You want visit Auschwitz?
 
By Louise Beech

“You want visit Auschwitz?”  The man wasn’t Polish, though I couldn’t place the accent.  Krakow station was cold, busy, and my husband keen to leave.  “Only 290 zloty’s – I take you and wait for you.”  It was barely £50 to drive us around all day in an old Mazda.  Rather recklessly, we got in.

He was Russian – I couldn’t possibly spell his wonderful-sounding name.  We drove through Polish villages, where head-scarfed women sold print dresses at the roadside, and in broken English he punctuated this gentle view with stories of children parting with shoes and toys before being herded into ‘showers’ and gassed.

Unpronounceable Name said he liked Dire Straits, the rock band, and sang the chorus of a familiar song for us.  My husband had hidden our money in his sock – just in case.

“Here,” said our guide after an hour; I was disappointed at the uniform museum and tree-lined car-park.  Auschwitz, prettied up for guests.  “I wait here, take you to Bikenhau when done.”  He pulled out a flask, put his feet on the dashboard.

I knew he’d be there upon our return – we’d not paid him yet.

Inside we were given booklets and steered with other curious tourists into a cinema.  Lights dimmed, vintage film rolled, and hollow faces begged us to see the horrors of the death camps.  The finale was attendants opening huge side-doors, spilling sunlight into the auditorium – and there it was.  The real Auschwitz, its iron gates spelling “Arbeit Macht Frei.”  Work brings freedom.  We walked the path of those prisoners sixty years before, but with cameras and food and choice.  We could leave.

But we didn’t.

Back to back, rows and rows of featureless barracks lined the gravel path.  Watch towers looked on, skeletal and foreboding.  I imagined dogs yapping, their icy breath smoking the night air, booted guards shouting orders, chaos and fear.  In the courtyard, where prisoners were pulled from narrow cells and (if they were lucky) shot, a young girl wept as she lit a red candle.  The flame wriggled as though trying to escape.

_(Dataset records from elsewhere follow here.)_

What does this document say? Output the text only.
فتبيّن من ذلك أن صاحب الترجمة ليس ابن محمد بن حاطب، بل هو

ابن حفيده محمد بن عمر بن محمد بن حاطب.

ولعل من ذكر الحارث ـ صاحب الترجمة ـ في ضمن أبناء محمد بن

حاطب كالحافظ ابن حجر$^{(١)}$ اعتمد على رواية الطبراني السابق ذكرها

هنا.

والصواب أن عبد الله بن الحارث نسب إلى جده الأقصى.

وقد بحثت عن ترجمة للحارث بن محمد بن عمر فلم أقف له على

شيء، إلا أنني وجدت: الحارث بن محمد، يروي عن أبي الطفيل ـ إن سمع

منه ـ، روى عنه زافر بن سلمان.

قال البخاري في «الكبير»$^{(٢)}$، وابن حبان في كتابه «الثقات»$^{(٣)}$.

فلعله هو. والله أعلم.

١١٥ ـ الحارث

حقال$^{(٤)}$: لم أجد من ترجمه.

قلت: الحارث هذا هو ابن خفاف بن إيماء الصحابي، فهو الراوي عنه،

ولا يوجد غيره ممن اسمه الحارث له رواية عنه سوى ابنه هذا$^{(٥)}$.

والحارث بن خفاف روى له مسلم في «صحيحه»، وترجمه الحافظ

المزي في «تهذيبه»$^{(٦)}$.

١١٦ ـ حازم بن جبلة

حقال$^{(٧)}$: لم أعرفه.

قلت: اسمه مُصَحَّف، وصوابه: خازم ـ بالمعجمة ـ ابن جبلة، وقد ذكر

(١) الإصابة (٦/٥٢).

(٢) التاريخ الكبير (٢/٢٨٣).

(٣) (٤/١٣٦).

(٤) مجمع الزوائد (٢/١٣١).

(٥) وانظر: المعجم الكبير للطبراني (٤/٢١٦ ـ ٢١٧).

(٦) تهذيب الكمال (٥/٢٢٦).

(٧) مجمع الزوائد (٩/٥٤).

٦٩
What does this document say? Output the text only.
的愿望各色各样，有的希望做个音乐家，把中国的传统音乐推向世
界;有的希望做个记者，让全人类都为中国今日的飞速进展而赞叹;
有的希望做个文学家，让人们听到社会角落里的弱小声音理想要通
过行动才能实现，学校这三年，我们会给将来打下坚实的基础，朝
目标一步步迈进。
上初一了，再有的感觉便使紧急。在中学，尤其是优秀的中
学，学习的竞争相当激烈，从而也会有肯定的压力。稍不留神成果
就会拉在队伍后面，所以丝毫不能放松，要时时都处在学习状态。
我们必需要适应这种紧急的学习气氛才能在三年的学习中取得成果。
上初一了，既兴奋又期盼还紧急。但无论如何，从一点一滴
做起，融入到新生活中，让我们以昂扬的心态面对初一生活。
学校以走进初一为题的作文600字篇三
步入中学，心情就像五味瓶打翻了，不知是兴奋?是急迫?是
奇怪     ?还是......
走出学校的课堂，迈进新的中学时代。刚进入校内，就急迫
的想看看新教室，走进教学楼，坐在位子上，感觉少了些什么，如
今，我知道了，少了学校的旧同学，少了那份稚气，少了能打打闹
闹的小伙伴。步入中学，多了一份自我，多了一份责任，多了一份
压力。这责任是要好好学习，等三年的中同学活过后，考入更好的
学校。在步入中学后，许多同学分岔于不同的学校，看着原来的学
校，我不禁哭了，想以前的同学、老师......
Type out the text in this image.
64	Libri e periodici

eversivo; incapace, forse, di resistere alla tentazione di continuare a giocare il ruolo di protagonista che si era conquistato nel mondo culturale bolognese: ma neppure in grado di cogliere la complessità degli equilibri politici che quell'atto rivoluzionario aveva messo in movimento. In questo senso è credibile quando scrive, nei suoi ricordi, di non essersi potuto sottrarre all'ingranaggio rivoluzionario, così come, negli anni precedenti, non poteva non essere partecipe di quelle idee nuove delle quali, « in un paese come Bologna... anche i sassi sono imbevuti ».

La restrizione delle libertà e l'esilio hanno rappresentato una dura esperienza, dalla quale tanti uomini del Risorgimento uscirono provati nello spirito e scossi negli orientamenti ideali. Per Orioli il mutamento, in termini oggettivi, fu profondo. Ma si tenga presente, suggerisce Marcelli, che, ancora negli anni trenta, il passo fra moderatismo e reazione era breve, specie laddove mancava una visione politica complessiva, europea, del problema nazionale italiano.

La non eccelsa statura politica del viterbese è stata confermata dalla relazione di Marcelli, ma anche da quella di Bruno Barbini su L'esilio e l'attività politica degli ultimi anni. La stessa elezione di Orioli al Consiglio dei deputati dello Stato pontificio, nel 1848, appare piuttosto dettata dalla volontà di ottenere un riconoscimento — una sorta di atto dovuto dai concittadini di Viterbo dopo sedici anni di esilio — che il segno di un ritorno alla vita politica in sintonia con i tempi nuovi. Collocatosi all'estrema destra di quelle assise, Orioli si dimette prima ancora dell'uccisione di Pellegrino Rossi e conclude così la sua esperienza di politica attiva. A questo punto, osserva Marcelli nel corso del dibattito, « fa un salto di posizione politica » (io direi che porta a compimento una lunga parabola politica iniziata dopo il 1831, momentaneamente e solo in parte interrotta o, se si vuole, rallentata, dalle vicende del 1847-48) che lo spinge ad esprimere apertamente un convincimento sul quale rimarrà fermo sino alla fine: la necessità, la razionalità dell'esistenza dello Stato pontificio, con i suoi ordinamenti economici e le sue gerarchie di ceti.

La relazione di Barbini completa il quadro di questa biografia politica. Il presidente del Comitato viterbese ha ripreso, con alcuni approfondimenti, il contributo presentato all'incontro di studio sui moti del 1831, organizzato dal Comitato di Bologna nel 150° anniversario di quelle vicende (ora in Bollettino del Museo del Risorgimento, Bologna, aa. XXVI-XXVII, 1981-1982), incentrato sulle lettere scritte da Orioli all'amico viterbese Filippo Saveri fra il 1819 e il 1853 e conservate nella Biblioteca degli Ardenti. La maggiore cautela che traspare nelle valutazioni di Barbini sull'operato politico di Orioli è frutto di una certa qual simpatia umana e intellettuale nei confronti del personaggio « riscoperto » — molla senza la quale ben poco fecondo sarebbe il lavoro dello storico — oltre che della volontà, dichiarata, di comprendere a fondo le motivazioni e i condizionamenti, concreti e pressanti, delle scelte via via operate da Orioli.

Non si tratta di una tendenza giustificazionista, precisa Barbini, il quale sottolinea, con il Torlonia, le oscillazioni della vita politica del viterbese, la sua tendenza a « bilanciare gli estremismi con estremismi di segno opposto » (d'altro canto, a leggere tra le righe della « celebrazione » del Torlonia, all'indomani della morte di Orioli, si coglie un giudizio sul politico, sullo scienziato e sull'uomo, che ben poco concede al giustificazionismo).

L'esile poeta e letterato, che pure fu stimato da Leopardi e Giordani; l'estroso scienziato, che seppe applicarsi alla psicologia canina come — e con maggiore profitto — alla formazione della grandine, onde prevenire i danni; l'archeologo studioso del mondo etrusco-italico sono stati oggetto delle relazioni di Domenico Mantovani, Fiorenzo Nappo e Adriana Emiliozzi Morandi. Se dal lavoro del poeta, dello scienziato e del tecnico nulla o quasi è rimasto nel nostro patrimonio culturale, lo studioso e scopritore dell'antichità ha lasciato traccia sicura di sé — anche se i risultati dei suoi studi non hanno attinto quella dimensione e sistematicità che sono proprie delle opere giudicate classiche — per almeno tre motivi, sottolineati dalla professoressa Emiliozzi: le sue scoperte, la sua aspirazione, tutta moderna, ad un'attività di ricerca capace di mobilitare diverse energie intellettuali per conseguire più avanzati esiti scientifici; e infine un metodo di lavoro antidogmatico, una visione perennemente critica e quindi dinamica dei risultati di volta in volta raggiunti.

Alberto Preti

I thought I could hear Dire Straits playing, but it was just the wind.
 
A brick chimney demanded attention – the incinerator – and morbid curiosity drove us inside.  I could smell burning.  A stone oven dominated the room, its ceiling charred black.  “Thousand of bodies were transferred from the gas chambers into these ovens,” the guide told a group of school children who ate sandwiches and shuffled and nudged for the best view.

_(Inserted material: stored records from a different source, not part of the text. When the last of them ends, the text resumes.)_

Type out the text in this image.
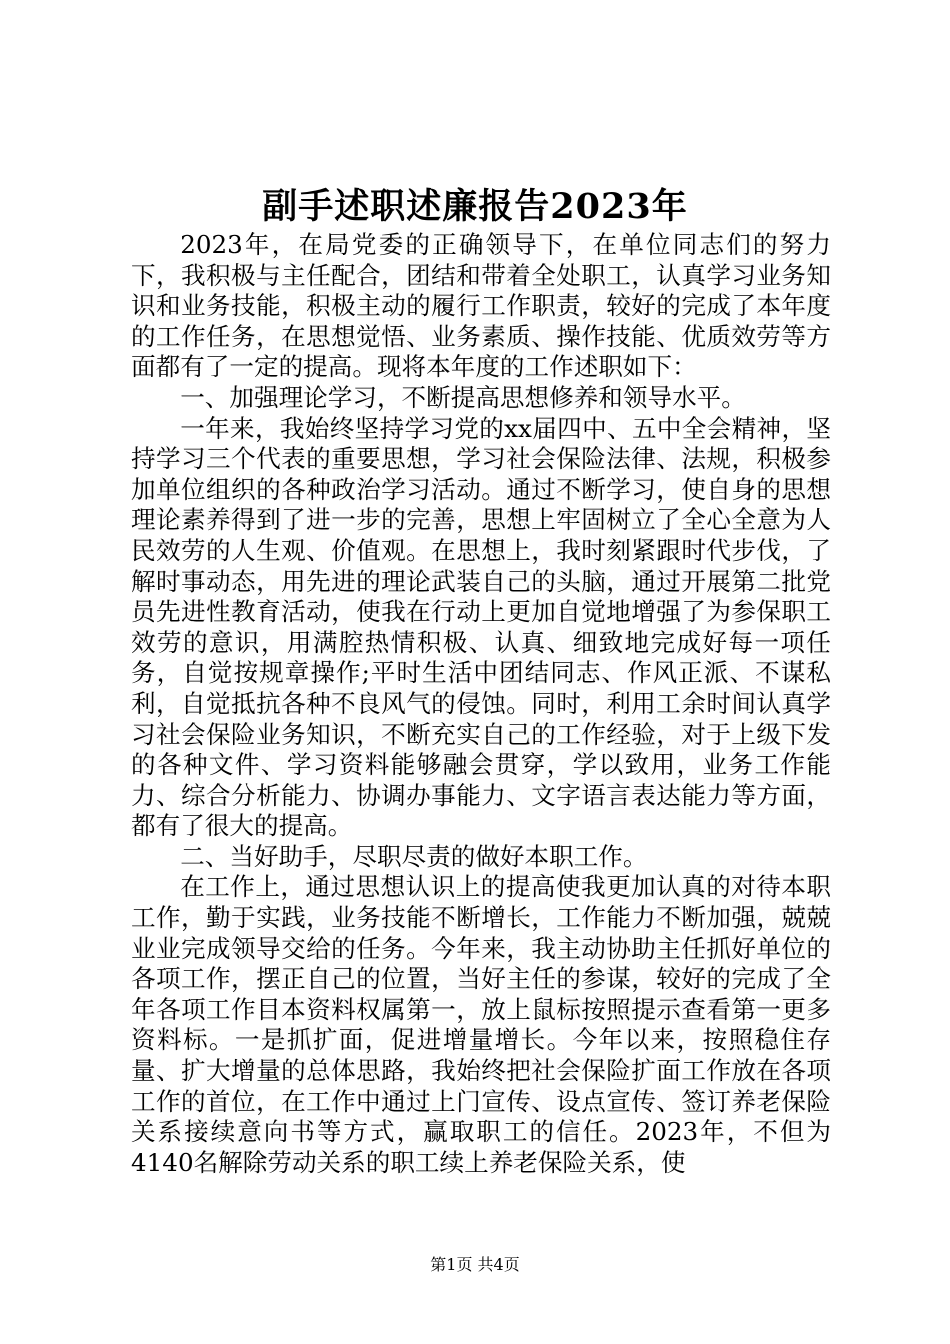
副手述职述廉报告2023年

2023年，在局党委的正确领导下，在单位同志们的努力下，我积极与主任配合，团结和带着全处职工，认真学习业务知识和业务技能，积极主动的履行工作职责，较好的完成了本年度的工作任务，在思想觉悟、业务素质、操作技能、优质效劳等方面都有了一定的提高。现将本年度的工作述职如下：

一、加强理论学习，不断提高思想修养和领导水平。

一年来，我始终坚持学习党的xx届四中、五中全会精神，坚持学习三个代表的重要思想，学习社会保险法律、法规，积极参加单位组织的各种政治学习活动。通过不断学习，使自身的思想理论素养得到了进一步的完善，思想上牢固树立了全心全意为人民效劳的人生观、价值观。在思想上，我时刻紧跟时代步伐，了解时事动态，用先进的理论武装自己的头脑，通过开展第二批党员先进性教育活动，使我在行动上更加自觉地增强了为参保职工效劳的意识，用满腔热情积极、认真、细致地完成好每一项任务，自觉按规章操作;平时生活中团结同志、作风正派、不谋私利，自觉抵抗各种不良风气的侵蚀。同时，利用工余时间认真学习社会保险业务知识，不断充实自己的工作经验，对于上级下发的各种文件、学习资料能够融会贯穿，学以致用，业务工作能力、综合分析能力、协调办事能力、文字语言表达能力等方面，都有了很大的提高。

二、当好助手，尽职尽责的做好本职工作。

在工作上，通过思想认识上的提高使我更加认真的对待本职工作，勤于实践，业务技能不断增长，工作能力不断加强，兢兢业业完成领导交给的任务。今年来，我主动协助主任抓好单位的各项工作，摆正自己的位置，当好主任的参谋，较好的完成了全年各项工作目本资料权属第一，放上鼠标按照提示查看第一更多资料标。一是抓扩面，促进增量增长。今年以来，按照稳住存量、扩大增量的总体思路，我始终把社会保险扩面工作放在各项工作的首位，在工作中通过上门宣传、设点宣传、签订养老保险关系接续意向书等方式，赢取职工的信任。2023年，不但为4140名解除劳动关系的职工续上养老保险关系，使

第1页 共4页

Back in the car our Russian friend was singing.  “I love – what you call – karaoke!”  He turned down the radio, offered boiled sweets and drove three miles to the bigger camp, Birkenhau.

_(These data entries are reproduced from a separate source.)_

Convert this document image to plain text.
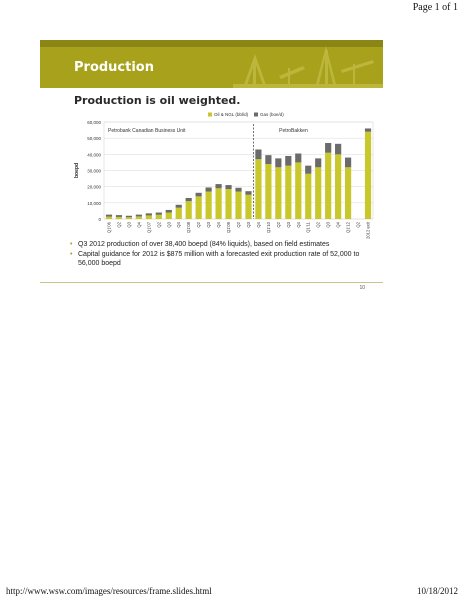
Page 1 of 1
Production
Production is oil weighted.
0
10,000
20,000
30,000
40,000
50,000
60,000
boepd
Q1'06 Q2 Q3 Q4 Q1'07 Q2 Q3 Q4 Q1'08 Q2 Q3 Q4 Q1'09 Q2 Q3 Q4 Q1'10 Q2 Q3 Q4 Q1'11 Q2 Q3 Q4 Q1'12 Q2 2012 exit
Petrobank Canadian Business Unit	PetroBakken
Oil & NGL (bbl/d)	Gas (boe/d)
• Q3 2012 production of over 38,400 boepd (84% liquids), based on field estimates
• Capital guidance for 2012 is $875 million with a forecasted exit production rate of 52,000 to 56,000 boepd
10
http://www.wsw.com/images/resources/frame.slides.html	10/18/2012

Jews, criminals and homosexuals arrived here on cramped trains, staggering onto the alien platform.  Hated and homeless, they were separated into two groups – those that could work and those that couldn’t.  The latter marched to the gas chambers; we ambled to the surprisingly guiltless and nondescript cylindrical buildings.  They were forced inside; we returned to the path, to the car, our guilt at being hungry and having sandwiches to eat too much.